Recently there was a flurry of news around Microsoft starting to build its own custom AI chip in-house. Code named Athena, these ARM based chips are being planned to reduce the tech giant’s dependency on NVIDIA for its highly sought after GPUs. This follows a long trend of tech giants investing in designing custom chips for specific use-cases, thereby reducing their dependence on the likes of Intel and AMD. These recent shifts made me consider spending some time on how the automotive industry has fared in the custom SoC drift.
What do we mean when we say ‘Custom Chips’
Let’s get some alignment on the terminology out of our way, first.
An SoC (System on Chip) is a silicon chip that contains one or more processing cores, along with on-chip memory, peripherals, and various controllers. Because an SoC contains a microprocessor, as well as the other necessary components, a custom SoC greatly reduces the component count, so that the resulting circuit board is much smaller.
SoCs/ASICs (Application Specific Integrated Circuits) are terms used rather interchangeably. Very simply, these are silicon chips where the designer implements components for compute, memory/storage, power management and other critical functions based on specific needs for the designer. The latter point sets customer SoCs apart from general purpose chips manufactured by traditional companies like Intel, AMD, Qualcomm and so on.
What are the designs being optimized for?
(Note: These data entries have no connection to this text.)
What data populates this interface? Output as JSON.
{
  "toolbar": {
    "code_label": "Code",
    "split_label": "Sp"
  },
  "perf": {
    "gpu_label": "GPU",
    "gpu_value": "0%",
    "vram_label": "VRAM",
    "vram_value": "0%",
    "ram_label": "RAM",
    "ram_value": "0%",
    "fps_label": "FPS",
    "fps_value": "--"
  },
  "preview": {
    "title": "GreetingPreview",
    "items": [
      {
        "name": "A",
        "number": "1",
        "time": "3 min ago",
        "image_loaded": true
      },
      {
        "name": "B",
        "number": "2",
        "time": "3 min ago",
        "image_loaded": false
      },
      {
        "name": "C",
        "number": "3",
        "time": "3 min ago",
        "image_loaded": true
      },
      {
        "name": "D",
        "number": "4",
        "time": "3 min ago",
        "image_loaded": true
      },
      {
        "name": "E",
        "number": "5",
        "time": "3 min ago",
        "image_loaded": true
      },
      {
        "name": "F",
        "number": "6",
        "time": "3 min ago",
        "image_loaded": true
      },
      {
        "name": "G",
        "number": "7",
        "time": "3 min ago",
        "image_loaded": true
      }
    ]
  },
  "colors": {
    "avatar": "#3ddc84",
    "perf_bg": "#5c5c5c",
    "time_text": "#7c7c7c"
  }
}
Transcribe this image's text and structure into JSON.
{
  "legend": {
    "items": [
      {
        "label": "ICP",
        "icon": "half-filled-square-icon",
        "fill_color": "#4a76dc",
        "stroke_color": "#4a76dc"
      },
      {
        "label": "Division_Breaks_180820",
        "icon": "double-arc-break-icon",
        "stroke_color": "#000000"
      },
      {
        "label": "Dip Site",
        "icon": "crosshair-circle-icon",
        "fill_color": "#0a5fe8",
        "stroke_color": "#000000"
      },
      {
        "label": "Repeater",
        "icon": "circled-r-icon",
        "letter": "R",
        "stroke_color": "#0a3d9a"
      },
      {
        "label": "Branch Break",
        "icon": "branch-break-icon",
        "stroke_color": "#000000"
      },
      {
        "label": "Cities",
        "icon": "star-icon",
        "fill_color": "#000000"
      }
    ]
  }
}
Custom SoCs serve a variety of needs within a vehicle, including:
Supporting control units - ECUs etc.
Navigation, telematics, V2X purposes
Sensor control & Sensor fusion - Camera (Vision), Radar, Lidar
Media / Infotainment
Auxiliary component control including HVAC
Safety critical applications
Energy / battery management
You can clearly see that there are a vast number of use-cases within a vehicle, where software plays a critical role and the microcontroller (and needless to say the embedded software that runs on it) becomes central to this whole ecosystem. But peel the layers a little, and there are mitigating factors that arise, when designing SoCs for all of these use-cases. When designing custom SoCs, these are some key factors and trade-offs that designers need to grapple with:
Throughput vs Latency is a key question that has implications on memory architecture and how these components are interconnected. Each use-case has different quality of service standards, and these trade-offs need to be balanced.
When the number of subsystems to be supported by a single chipset increases, the scale of complexity increases further.
It is possible to replace discrete components of the chip with software functions (for example, share a RAM buffer with multiple processing nodes, by controlling access through software), but this results in increase in software complexity
Software complexity can increase the probability of faults & errors, and also increases the vulnerable surface for security threats
Any custom SoC design must also comply with ISO-26262 road vehicle functional safety standards
Along with all of the above considerations, any automotive subsystem has additional physical constraints including dimensions, vehicle fitment and operating conditions (including vibration, radiation, temperature etc.)
So why are custom SoCs still a big deal?
When there are these many trade-offs, why do automotive OEM majors and the big-league tier-1s spend so much on custom SoCs? This neat explainer by Nick Fiorenzi sums it up really well:
When dealing with serious volumes, it makes sense for users who have specific applications and in any case throw in serious investments in vehicle systems development to take control of SoC design. OEMs follow a combined approach of specialist in-house teams (which usually own the spec) and leverage external consultants or specialist organisations for downstream activities like prototyping, quality assurance, functional safety testing, certifications etc. This gives the OEMs and Tier-1s the leverage to work directly with semiconductor fab companies to fulfil their needs. Along with gains like increased autonomy, and better performance for specific needs, designing custom SoCs in-house also gives OEMs a valuable degree of supply chain de-risking.
Where are these trends headed next?
Since the time Volkswagen introduced transistors to control fuel injection in 1968, the usage of semiconductors in vehicles has seen several structural shifts. The gradual progress towards L3/L4 vehicle autonomy, improvements in connectivity and the rising share of electric powertrains are shifting existing constraints on SoC design, as well as bringing in additional use cases. EVs lend themselves to simplification of the overall vehicle electronics architecture; improved 5G connectivity implies more computing & processing can be shifted off-board to the edge or cloud based systems. Headwinds like 5G rollouts and uptick in value created from vehicle connectivity means that, according to McKinsey, the automotive computing ecosystem will possibly coalesce across three dominant archetypes.
The automotive SoC market, which accounts for 20% of the global SoC industry, is set to grow at about 7.8% CAGR to $26.8B by 2028. Apart from vehicle autonomy, improvements in cockpit & infotainment functionality and these functional designs being brought increasingly in-house are the key drivers for this growth. Progress on 5nm process nodes adoption for automotive SoCs, improvements in in-vehicle networks and miniaturization of ADAS components will be the key trends shaping custom SoC trends for the automotive industry.